A start in activism and the concept of food justice
Embry’s journey as a Kentucky activist begins with his participation in the Civil Rights movement alongside his parents. Since then, he has participated in other social reform campaigns, including the women’s rights movement, and has spoken nationally and internationally about sustainability and food sovereignty at events including the Italian Terra Madre, an international network of food communities launched by Slow Food.
Embry is passionate about food justice and its connections to food apartheid, or food deserts, a community’s lack of access to good, quality foods, within low-income areas, something that is common across the country. In Louisville alone, more than 44,000 people live in areas defined as food deserts, the Courier-Journal previously reported. Additionally, 31,000 are food insecure and don’t qualify for federal food assistance, according to a 2022 report on Louisville food insecurity conducted by the Greater Louisville Project.
Embry said food injustice is a “painful circle,” including topics such as water rights within Indigenous communities, who aren’t receiving adequate water for their agricultural fields, food apartheid within urban and rural communities, and international populations growing food for European taste with the Green Revolution.

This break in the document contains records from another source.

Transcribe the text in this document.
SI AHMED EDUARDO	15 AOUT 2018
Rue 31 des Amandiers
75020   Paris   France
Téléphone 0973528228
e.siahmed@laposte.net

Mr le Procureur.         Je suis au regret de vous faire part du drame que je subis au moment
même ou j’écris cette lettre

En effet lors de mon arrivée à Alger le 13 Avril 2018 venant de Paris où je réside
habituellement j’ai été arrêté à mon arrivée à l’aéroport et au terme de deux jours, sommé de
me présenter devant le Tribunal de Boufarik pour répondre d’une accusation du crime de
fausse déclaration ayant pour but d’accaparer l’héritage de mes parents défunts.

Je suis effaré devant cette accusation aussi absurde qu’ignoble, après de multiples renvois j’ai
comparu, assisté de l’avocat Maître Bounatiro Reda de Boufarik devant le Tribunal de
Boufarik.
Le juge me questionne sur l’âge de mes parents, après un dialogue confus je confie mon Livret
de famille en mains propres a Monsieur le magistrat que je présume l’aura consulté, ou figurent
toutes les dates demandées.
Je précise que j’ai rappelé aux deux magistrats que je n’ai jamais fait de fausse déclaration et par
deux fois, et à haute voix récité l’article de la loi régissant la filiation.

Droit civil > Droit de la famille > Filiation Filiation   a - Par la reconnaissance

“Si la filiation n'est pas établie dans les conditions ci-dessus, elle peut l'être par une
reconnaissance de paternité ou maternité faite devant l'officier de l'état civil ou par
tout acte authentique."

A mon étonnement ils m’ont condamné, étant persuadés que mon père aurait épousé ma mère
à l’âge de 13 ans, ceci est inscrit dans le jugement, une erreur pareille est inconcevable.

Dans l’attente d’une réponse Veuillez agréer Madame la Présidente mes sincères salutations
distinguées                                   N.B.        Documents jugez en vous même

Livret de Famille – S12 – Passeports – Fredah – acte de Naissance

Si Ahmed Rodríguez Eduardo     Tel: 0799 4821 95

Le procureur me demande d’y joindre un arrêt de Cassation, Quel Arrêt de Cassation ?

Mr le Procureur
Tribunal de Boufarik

The activist is working to combat those statistics by educating others on the importance of sustainable agriculture, which he says is the basis of human life and culture.
“All the different human art forms stem from agriculture,” he added. “Religion was about praying to God if you’re going to eat tomorrow; praying that you might find water tomorrow; praying that you might be able to kill a deer or rabbit tomorrow so you could have food. That was the basis of religion and prayers and songs and dances.”
Embry said he believes farming goes back to the most essential aspect of what makes human life possible.
“It’s important to every human being, and it’s essential. It’s indispensable,” Embry said. “Because it’s so essential, then we should all recognize that we’re all part of the food and agriculture movement.”
Unfortunately, in this country, agricultural and culinary work achievements are not celebrated the way sports accomplishments are, he added. If professional sports were to disappear tomorrow, people would still survive and thrive as human civilization carries on, but if you stop agriculture — an essential survival element — everyone will quit what they’re doing to find food.
“It’s one of the most essential contributions, one of the most essential professions, and one of the most essential elements of our workforce, but oftentimes it’s the least appreciated,” he said. “We need to begin to think about those kinds of things differently.”
Decreasing chemicals in farming and focusing on ‘horticultural therapy’
Embry noted a contemporary challenge is recognizing the ecological importance of farming to ensure its practices don’t wreak environmental havoc. He said many of the chemicals used on farms, including fertilizers, pesticides, fungicides and herbicides, are washed off the farmlands and dumped into places like the Ohio River, the Mississippi River and the Gulf of Mexico.
“We have to change our farming practices to be much more sustainable, which means moving away from so many chemical inputs,” he said.
Embry added he’s also used farming techniques to help heal victims from past emotional trauma in a process called horticultural therapy, where people who’ve experienced domestic violence or are living with drug and alcohol addiction, as well as veterans and incarcerated people, spend time farming or gardening as their ancestors once did.
“We now recognize that one of the ways to help people heal is through farming and gardening and touching the soil,” he said.
Though much of his work has been focused on making a change in his home state of Kentucky, Embry has a bigger end goal in mind — being a good ancestor or ensuring previously caused damages are repaired.
“How do we begin to live a lifestyle that preserves the integrity of the ecosystem, and preserves the quality of life for our great, great, great grandchildren?” he asked. “That’s the real question.”